Chemistry. 2017 Nov 27;23(66):16799-16805. doi: 10.1002/chem.201702622. Epub 2017 Sep 5.
An efficient route to highly substituted indoles was developed. It included regioselective functionalization of tetrahydroindol-4(5H)-ones, prepared by ring-opening cyclization of cyclohexane-1,3-dione-2-spirocyclopropanes with primary amines, and subsequent oxidation. The 6-substituted indoles were synthesized from a readily available 5-substituted cyclohexane-1,3-dione-2-spirocyclopropane. The synthesis of 5- and 7-substituted indoles was achieved by regioselective electrophilic alkylation of tetrahydroindol-4(5H)-one, followed by oxidation. The 4-substituted indoles were synthesized by nucleophilic alkylation of the corresponding pyrrole derivative, which was prepared by partial oxidation of tetrahydroindol-4(5H)-one, and sequential oxidation. The synthesis of 4-substituted indoles was also accomplished by palladium-catalyzed coupling of 4-hydroxyindole-derived triflates. Furthermore, the synthesis of 4,5,6,7-tetrasubstituted indoles was achieved by using these regioselective alkylations.

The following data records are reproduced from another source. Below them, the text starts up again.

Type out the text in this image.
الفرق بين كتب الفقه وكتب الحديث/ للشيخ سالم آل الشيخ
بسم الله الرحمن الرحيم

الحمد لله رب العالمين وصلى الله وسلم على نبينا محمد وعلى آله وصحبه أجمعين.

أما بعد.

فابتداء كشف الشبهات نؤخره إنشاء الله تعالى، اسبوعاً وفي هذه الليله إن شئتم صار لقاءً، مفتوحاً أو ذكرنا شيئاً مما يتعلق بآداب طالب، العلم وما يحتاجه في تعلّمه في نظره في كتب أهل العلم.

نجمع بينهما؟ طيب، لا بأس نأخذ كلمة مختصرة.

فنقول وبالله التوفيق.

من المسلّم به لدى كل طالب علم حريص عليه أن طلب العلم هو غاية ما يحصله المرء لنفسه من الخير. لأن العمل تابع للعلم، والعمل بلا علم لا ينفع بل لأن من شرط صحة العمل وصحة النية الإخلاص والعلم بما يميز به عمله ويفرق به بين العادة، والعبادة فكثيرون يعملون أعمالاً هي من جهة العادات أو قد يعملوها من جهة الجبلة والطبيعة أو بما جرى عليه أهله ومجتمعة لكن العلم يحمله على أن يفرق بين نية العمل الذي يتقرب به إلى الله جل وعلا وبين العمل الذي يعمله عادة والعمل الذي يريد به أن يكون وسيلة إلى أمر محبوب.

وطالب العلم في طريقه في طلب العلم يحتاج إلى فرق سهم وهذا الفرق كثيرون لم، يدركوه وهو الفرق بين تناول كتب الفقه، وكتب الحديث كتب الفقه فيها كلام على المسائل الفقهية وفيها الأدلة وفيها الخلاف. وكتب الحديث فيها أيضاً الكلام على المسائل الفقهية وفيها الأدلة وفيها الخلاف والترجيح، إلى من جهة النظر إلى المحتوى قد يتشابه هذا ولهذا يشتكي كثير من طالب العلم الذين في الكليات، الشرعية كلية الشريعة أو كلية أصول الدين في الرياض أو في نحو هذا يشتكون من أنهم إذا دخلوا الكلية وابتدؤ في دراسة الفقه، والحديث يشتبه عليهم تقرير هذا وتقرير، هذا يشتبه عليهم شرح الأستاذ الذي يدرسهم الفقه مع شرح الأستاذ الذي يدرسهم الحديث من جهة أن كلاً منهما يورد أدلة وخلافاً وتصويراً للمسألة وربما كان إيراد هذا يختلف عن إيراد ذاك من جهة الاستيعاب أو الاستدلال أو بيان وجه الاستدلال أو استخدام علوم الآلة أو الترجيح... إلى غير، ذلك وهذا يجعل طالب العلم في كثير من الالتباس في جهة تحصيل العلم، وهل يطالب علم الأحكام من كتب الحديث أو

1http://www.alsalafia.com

开发了一条通往高度取代吲哚的有效路线。它包括对四氢吲哚 -4(5H)- 酮进行区域选择性官能化,该四氢吲哚 -4(5H)- 酮是通过环己烷 -1,3- 二酮 -2- 螺环丙烷与伯胺的开环环化反应制备的,随后进行氧化。6- 取代吲哚由易于获得的 5- 取代环己烷 -1,3- 二酮 -2- 螺环丙烷合成。5- 和 7- 取代吲哚的合成是通过四氢吲哚 -4(5H)- 酮的区域选择性亲电烷基化反应,然后氧化来实现的。4- 取代吲哚是通过相应吡咯衍生物的亲核烷基化反应合成的,该吡咯衍生物是通过四氢吲哚 -4(5H)- 酮的部分氧化制备的,然后依次氧化。4- 取代吲哚的合成也通过钯催化的 4- 羟基吲哚衍生的三氟甲磺酸酯的偶联反应完成。此外,通过使用这些区域选择性烷基化反应实现了 4,5,6,7- 四取代吲哚的合成。